Não se pode deixar de perceber que tudo isso enfoca a formação do desejo masculino. É aí que entra a teoria feminista. Em um ensaio de grande repercussão e influência intitulado “Cinema Narrativo e Prazer Visual”, a teórica Laura Mulvey aplica a noção de fetiche à teoria do cinema. Ela argumenta que o cinema de Hollywood é estruturado em torno do olhar masculino. Supõe a existência de um espectador homem que transforma as mulheres em fetiches, ou da temida, mas desejada, “mãe fálica perdida” com a intervenção do pai ou da mulher castrada. Essa última é um artefato simbólico, cujo estado reduzido lembra ao homem a ameaça que a castração faz ao seu próprio poder. Portanto, ela é a figura que ele tem de subjugar para recuperar o domínio sobre o mundo.
Em seu extremo, o feminismo pós-moderno assumiu um tom puritano. As feministas do First Wave Feminists, que tinham celebrado a sexualidade feminina e expostos publicamente o seu próprio corpo nu, quase sempre voluptuosos, foram criticadas por fazerem o jogo das estruturas de poder patriarcal. As feministas pós-modernas, na tentativa de destruir o prazer estético que satisfazia os homens as custas das mulheres, muitas vezes perseguiram uma forma de iconoclastia, escolhendo trabalhar com as imagens de mulheres na mídia de uma maneira que reduzia o seu poder de sedução.
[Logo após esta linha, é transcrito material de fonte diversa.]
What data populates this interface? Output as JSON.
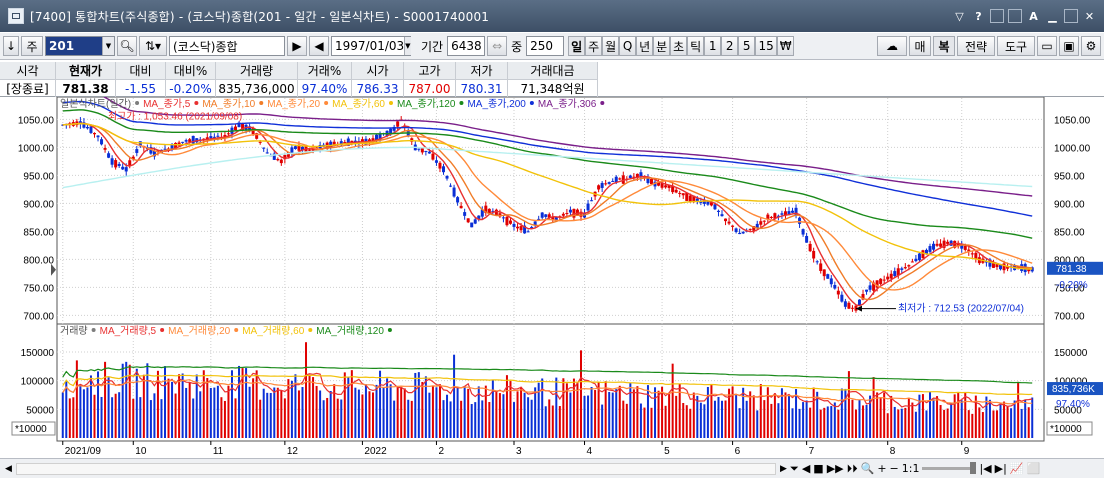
{
  "window": {
    "title": "[7400] 통합차트(주식종합) - (코스닥)종합(201 - 일간 - 일본식차트) - S0001740001",
    "tools": [
      "▽",
      "?",
      "⊡",
      "⊟",
      "A",
      "▾"
    ]
  },
  "toolbar": {
    "code_label": "주",
    "code": "201",
    "name": "(코스닥)종합",
    "date": "1997/01/03",
    "period_label": "기간",
    "period": "6438",
    "count_label": "중",
    "count": "250",
    "intervals": [
      "일",
      "주",
      "월",
      "Q",
      "년",
      "분",
      "초",
      "틱",
      "1",
      "2",
      "5",
      "15",
      "₩"
    ],
    "selected_interval": "일",
    "right_buttons": [
      "매",
      "복",
      "전략",
      "도구"
    ]
  },
  "info": {
    "headers": [
      "시각",
      "현재가",
      "대비",
      "대비%",
      "거래량",
      "거래%",
      "시가",
      "고가",
      "저가",
      "거래대금"
    ],
    "values": [
      "[장종료]",
      "781.38",
      "-1.55",
      "-0.20%",
      "835,736,000",
      "97.40%",
      "786.33",
      "787.00",
      "780.31",
      "71,348억원"
    ]
  },
  "chart_data": [
    {
      "type": "candlestick",
      "title": "일본식차트(일간)",
      "legend": [
        {
          "name": "일본식차트(일간)",
          "color": "#7d7d7d"
        },
        {
          "name": "MA_종가,5",
          "color": "#e83030"
        },
        {
          "name": "MA_종가,10",
          "color": "#f07c28"
        },
        {
          "name": "MA_종가,20",
          "color": "#ff8a3a"
        },
        {
          "name": "MA_종가,60",
          "color": "#f2c20a"
        },
        {
          "name": "MA_종가,120",
          "color": "#1a8a1a"
        },
        {
          "name": "MA_종가,200",
          "color": "#1030d8"
        },
        {
          "name": "MA_종가,306",
          "color": "#7a1f8a"
        },
        {
          "name": "",
          "color": "#b8f0f0"
        }
      ],
      "ylim": [
        690,
        1072
      ],
      "yticks": [
        1050,
        1000,
        950,
        900,
        850,
        800,
        750,
        700
      ],
      "ytick_labels": [
        "1050.00",
        "1000.00",
        "950.00",
        "900.00",
        "850.00",
        "800.00",
        "750.00",
        "700.00"
      ],
      "xticks": [
        "2021/09",
        "10",
        "11",
        "12",
        "2022",
        "2",
        "3",
        "4",
        "5",
        "6",
        "7",
        "8",
        "9"
      ],
      "annotations": {
        "high": "최고가 : 1,053.46 (2021/09/08)",
        "low": "최저가 : 712.53 (2022/07/04)"
      },
      "current": {
        "price": "781.38",
        "change_pct": "-0.20%"
      },
      "anchors": [
        [
          0,
          1040
        ],
        [
          5,
          1045
        ],
        [
          10,
          1020
        ],
        [
          14,
          975
        ],
        [
          18,
          960
        ],
        [
          22,
          1005
        ],
        [
          26,
          990
        ],
        [
          30,
          998
        ],
        [
          34,
          1010
        ],
        [
          40,
          1015
        ],
        [
          46,
          1020
        ],
        [
          50,
          1040
        ],
        [
          54,
          1030
        ],
        [
          58,
          990
        ],
        [
          62,
          975
        ],
        [
          66,
          1000
        ],
        [
          70,
          995
        ],
        [
          76,
          1005
        ],
        [
          82,
          1010
        ],
        [
          86,
          1010
        ],
        [
          90,
          1020
        ],
        [
          94,
          1032
        ],
        [
          96,
          1050
        ],
        [
          100,
          1000
        ],
        [
          104,
          990
        ],
        [
          108,
          960
        ],
        [
          112,
          905
        ],
        [
          116,
          860
        ],
        [
          120,
          890
        ],
        [
          124,
          880
        ],
        [
          128,
          860
        ],
        [
          132,
          850
        ],
        [
          136,
          880
        ],
        [
          140,
          872
        ],
        [
          144,
          885
        ],
        [
          148,
          880
        ],
        [
          152,
          930
        ],
        [
          156,
          940
        ],
        [
          160,
          945
        ],
        [
          164,
          950
        ],
        [
          168,
          935
        ],
        [
          172,
          930
        ],
        [
          176,
          915
        ],
        [
          180,
          905
        ],
        [
          184,
          900
        ],
        [
          188,
          870
        ],
        [
          190,
          860
        ],
        [
          192,
          845
        ],
        [
          196,
          855
        ],
        [
          200,
          875
        ],
        [
          204,
          880
        ],
        [
          208,
          885
        ],
        [
          210,
          850
        ],
        [
          214,
          795
        ],
        [
          218,
          760
        ],
        [
          222,
          720
        ],
        [
          225,
          712
        ],
        [
          228,
          745
        ],
        [
          232,
          760
        ],
        [
          236,
          775
        ],
        [
          240,
          790
        ],
        [
          244,
          810
        ],
        [
          248,
          825
        ],
        [
          252,
          830
        ],
        [
          256,
          822
        ],
        [
          260,
          800
        ],
        [
          264,
          790
        ],
        [
          268,
          785
        ],
        [
          272,
          785
        ],
        [
          275,
          781
        ]
      ],
      "volume": {
        "title": "거래량",
        "ylim": [
          0,
          190000
        ],
        "yticks": [
          150000,
          100000,
          50000
        ],
        "ytick_labels": [
          "150000",
          "100000",
          "50000"
        ],
        "unit": "*10000",
        "current": {
          "volume": "835,736K",
          "pct": "97.40%"
        },
        "legend": [
          {
            "name": "거래량",
            "color": "#7d7d7d"
          },
          {
            "name": "MA_거래량,5",
            "color": "#e83030"
          },
          {
            "name": "MA_거래량,20",
            "color": "#ff8a3a"
          },
          {
            "name": "MA_거래량,60",
            "color": "#f2c20a"
          },
          {
            "name": "MA_거래량,120",
            "color": "#1a8a1a"
          }
        ]
      }
    }
  ],
  "colors": {
    "up": "#e00000",
    "down": "#0a2fd6",
    "axis": "#000000",
    "grid": "#dddddd"
  },
  "statusbar": {
    "controls": [
      "⏷",
      "◀",
      "■",
      "▶▶",
      "⏵⏵",
      "🔍",
      "+",
      "−",
      "1:1",
      "|◀",
      "▶|",
      "📈",
      "⬜"
    ]
  }
}
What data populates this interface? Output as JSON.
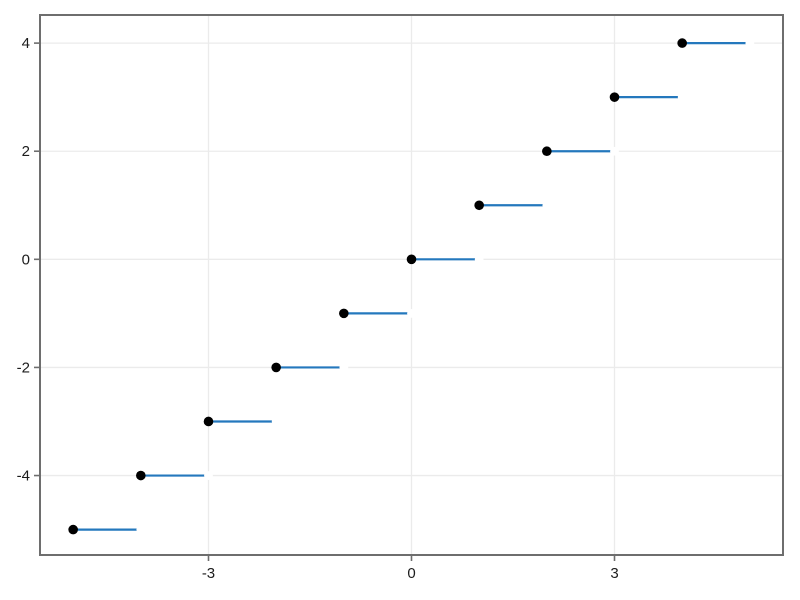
{
  "chart_data": {
    "type": "line",
    "subtype": "step-function-floor",
    "title": "",
    "xlabel": "",
    "ylabel": "",
    "xlim": [
      -5.49,
      5.49
    ],
    "ylim": [
      -5.47,
      4.52
    ],
    "xticks": [
      -3,
      0,
      3
    ],
    "yticks": [
      -4,
      -2,
      0,
      2,
      4
    ],
    "grid": true,
    "legend": "none",
    "series": [
      {
        "name": "floor-step-series",
        "steps": [
          {
            "x0": -5,
            "x1": -4,
            "y": -5
          },
          {
            "x0": -4,
            "x1": -3,
            "y": -4
          },
          {
            "x0": -3,
            "x1": -2,
            "y": -3
          },
          {
            "x0": -2,
            "x1": -1,
            "y": -2
          },
          {
            "x0": -1,
            "x1": 0,
            "y": -1
          },
          {
            "x0": 0,
            "x1": 1,
            "y": 0
          },
          {
            "x0": 1,
            "x1": 2,
            "y": 1
          },
          {
            "x0": 2,
            "x1": 3,
            "y": 2
          },
          {
            "x0": 3,
            "x1": 4,
            "y": 3
          },
          {
            "x0": 4,
            "x1": 5,
            "y": 4
          }
        ],
        "closed_points": [
          [
            -5,
            -5
          ],
          [
            -4,
            -4
          ],
          [
            -3,
            -3
          ],
          [
            -2,
            -2
          ],
          [
            -1,
            -1
          ],
          [
            0,
            0
          ],
          [
            1,
            1
          ],
          [
            2,
            2
          ],
          [
            3,
            3
          ],
          [
            4,
            4
          ]
        ],
        "open_points": [
          [
            -4,
            -5
          ],
          [
            -3,
            -4
          ],
          [
            -2,
            -3
          ],
          [
            -1,
            -2
          ],
          [
            0,
            -1
          ],
          [
            1,
            0
          ],
          [
            2,
            1
          ],
          [
            3,
            2
          ],
          [
            4,
            3
          ],
          [
            5,
            4
          ]
        ]
      }
    ],
    "colors": {
      "line": "#2478bd",
      "marker": "#000000",
      "open_marker": "#ffffff",
      "grid": "#ebebeb",
      "spine": "#6e6e6e",
      "tick": "#6e6e6e",
      "tick_label": "#1c1c1c",
      "background": "#ffffff"
    }
  }
}
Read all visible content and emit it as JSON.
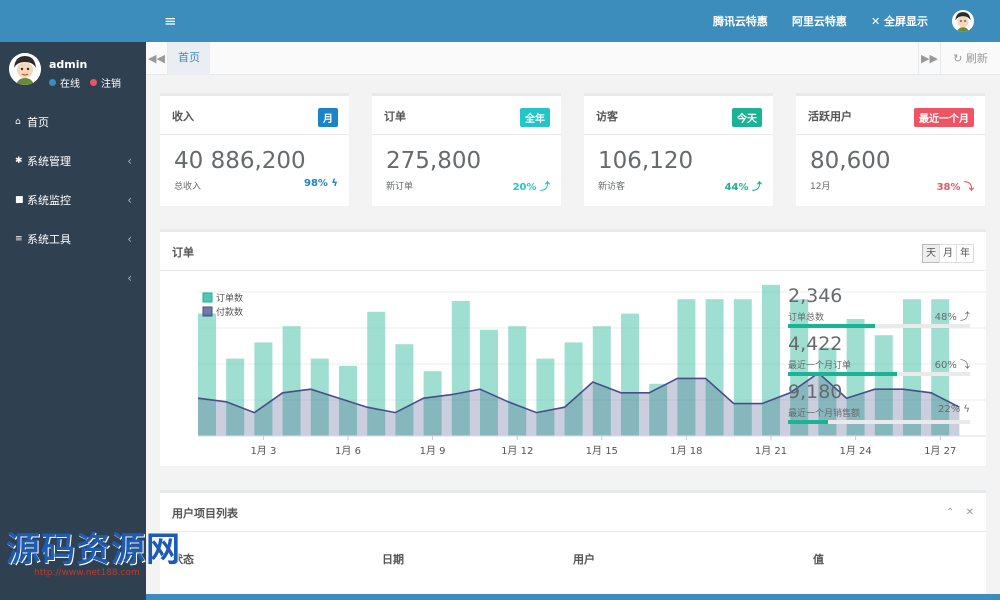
{
  "sidebar": {
    "username": "admin",
    "online_label": "在线",
    "logout_label": "注销",
    "items": [
      {
        "icon": "home-icon",
        "glyph": "⌂",
        "label": "首页",
        "chevron": ""
      },
      {
        "icon": "gear-icon",
        "glyph": "✱",
        "label": "系统管理",
        "chevron": "‹"
      },
      {
        "icon": "video-camera-icon",
        "glyph": "■",
        "label": "系统监控",
        "chevron": "‹"
      },
      {
        "icon": "bars-icon",
        "glyph": "≡",
        "label": "系统工具",
        "chevron": "‹"
      },
      {
        "icon": "",
        "glyph": "",
        "label": "",
        "chevron": "‹"
      }
    ]
  },
  "topbar": {
    "menu_toggle": "≡",
    "links": [
      "腾讯云特惠",
      "阿里云特惠"
    ],
    "fullscreen_label": "全屏显示",
    "fullscreen_glyph": "✕"
  },
  "tabs": {
    "prev_glyph": "◀◀",
    "next_glyph": "▶▶",
    "active": "首页",
    "refresh_label": "↻ 刷新"
  },
  "cards": [
    {
      "title": "收入",
      "badge": "月",
      "badge_color": "#1c84c6",
      "value": "40 886,200",
      "sub": "总收入",
      "pct": "98% ϟ",
      "pct_color": "#1c84c6"
    },
    {
      "title": "订单",
      "badge": "全年",
      "badge_color": "#23c6c8",
      "value": "275,800",
      "sub": "新订单",
      "pct": "20% ⤴",
      "pct_color": "#23c6c8"
    },
    {
      "title": "访客",
      "badge": "今天",
      "badge_color": "#1ab394",
      "value": "106,120",
      "sub": "新访客",
      "pct": "44% ⤴",
      "pct_color": "#1ab394"
    },
    {
      "title": "活跃用户",
      "badge": "最近一个月",
      "badge_color": "#ed5565",
      "value": "80,600",
      "sub": "12月",
      "pct": "38% ⤵",
      "pct_color": "#ed5565"
    }
  ],
  "chart_panel": {
    "title": "订单",
    "ranges": [
      "天",
      "月",
      "年"
    ],
    "active_range": "天"
  },
  "chart_data": {
    "type": "bar",
    "series": [
      {
        "name": "订单数",
        "type": "bar",
        "color": "#1ab394",
        "values": [
          6.8,
          4.3,
          5.2,
          6.1,
          4.3,
          3.9,
          6.9,
          5.1,
          3.6,
          7.5,
          5.9,
          6.1,
          4.3,
          5.2,
          6.1,
          6.8,
          2.9,
          7.6,
          7.6,
          7.6,
          8.4,
          7.6,
          4.9,
          6.5,
          5.6,
          7.6,
          7.6
        ]
      },
      {
        "name": "付款数",
        "type": "area",
        "color": "#464f88",
        "values": [
          2.1,
          1.9,
          1.3,
          2.4,
          2.6,
          2.1,
          1.6,
          1.3,
          2.1,
          2.3,
          2.6,
          1.9,
          1.3,
          1.6,
          3.0,
          2.4,
          2.4,
          3.2,
          3.2,
          1.8,
          1.8,
          2.4,
          3.5,
          2.1,
          2.6,
          2.6,
          2.4,
          1.6
        ]
      }
    ],
    "x_tick_labels": [
      "1月 3",
      "1月 6",
      "1月 9",
      "1月 12",
      "1月 15",
      "1月 18",
      "1月 21",
      "1月 24",
      "1月 27"
    ],
    "x_ticks_at_index": [
      2,
      5,
      8,
      11,
      14,
      17,
      20,
      23,
      26
    ],
    "ylim": [
      0,
      10
    ],
    "grid": true,
    "legend": "top-left"
  },
  "stats": [
    {
      "value": "2,346",
      "label": "订单总数",
      "pct_text": "48% ⤴",
      "fill": 0.48
    },
    {
      "value": "4,422",
      "label": "最近一个月订单",
      "pct_text": "60% ⤵",
      "fill": 0.6
    },
    {
      "value": "9,180",
      "label": "最近一个月销售额",
      "pct_text": "22% ϟ",
      "fill": 0.22
    }
  ],
  "table_panel": {
    "title": "用户项目列表",
    "collapse_glyph": "⌃",
    "close_glyph": "✕",
    "columns": [
      "状态",
      "日期",
      "用户",
      "值"
    ]
  },
  "watermark": {
    "text": "源码资源网",
    "url": "http://www.net188.com"
  }
}
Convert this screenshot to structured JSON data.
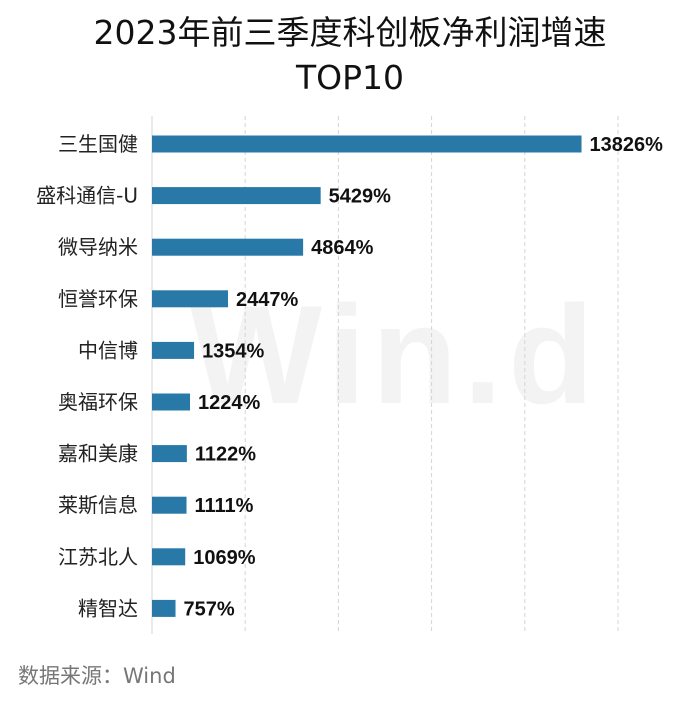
{
  "title_line1": "2023年前三季度科创板净利润增速",
  "title_line2": "TOP10",
  "watermark": "Win.d",
  "source": "数据来源：Wind",
  "colors": {
    "bar": "#2878a8",
    "grid": "#d4d4d4"
  },
  "chart_data": {
    "type": "bar",
    "orientation": "horizontal",
    "title": "2023年前三季度科创板净利润增速 TOP10",
    "categories": [
      "三生国健",
      "盛科通信-U",
      "微导纳米",
      "恒誉环保",
      "中信博",
      "奥福环保",
      "嘉和美康",
      "莱斯信息",
      "江苏北人",
      "精智达"
    ],
    "values": [
      13826,
      5429,
      4864,
      2447,
      1354,
      1224,
      1122,
      1111,
      1069,
      757
    ],
    "value_labels": [
      "13826%",
      "5429%",
      "4864%",
      "2447%",
      "1354%",
      "1224%",
      "1122%",
      "1111%",
      "1069%",
      "757%"
    ],
    "unit": "%",
    "xlim": [
      0,
      15000
    ],
    "grid": true,
    "legend": "none"
  }
}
Optaram por evitar representar o corpo feminino completamente baseadas na teoria de que qualquer forma de representação perpetua a objetificação da mulher.
Umas das artistas mais influentes nessa linha foi Bárbara Kruger. Como diretora de arte na década de 70, Kruger elaborou layouts para as revistas femininas da Conde Nast. Desenvolveu habilidades gráficas que empregou em seu trabalho de arte subseqüente, e uma noção que como as revistas manipulam seus leitores por meio das imagens. Como ela observou, “é dever da revista tornar você a imagem que ela faz da própria perfeição”.
Em sua arte, Kruger justapôs textos e descobriu ou criou imagens fotográficas de uma maneira que subverteu as convenções da mídia. Fragmentadas, removidas de seu contexto original e reproduzidas em preto e branco, as imagens estavam abertas a novas interpretações. Essa foram supridas pelos textos rigorosos lançadas como bandeiras de publicidade pelas imagens. Esses textos assumiram o tom autoritário da publicidade convencional, mas Kruger sutilmente manipulou a voz, invertendo a ordem em que o macho dominante fala como uma fêmea submissa. Neles, a voz é de uma mulher se dirigindo a um homem sobre as condições de suas desigualdades, mencionando que Seu olhar bate no meu ou anunciando Nós não seremos mais vistas nem ouvidas. Na última obra, Kruger combinou cada palavra com a sua tradução na linguagem dos mudos, sugerindo que, apesar de sua supressão, as mulheres encontrarão uma linguagem com que se comunicar. (Trecho extraído do livro Pós-Modernismo, de Eleanor Heartney. Ediotra Cosac & Naify. São Paulo, 2002.)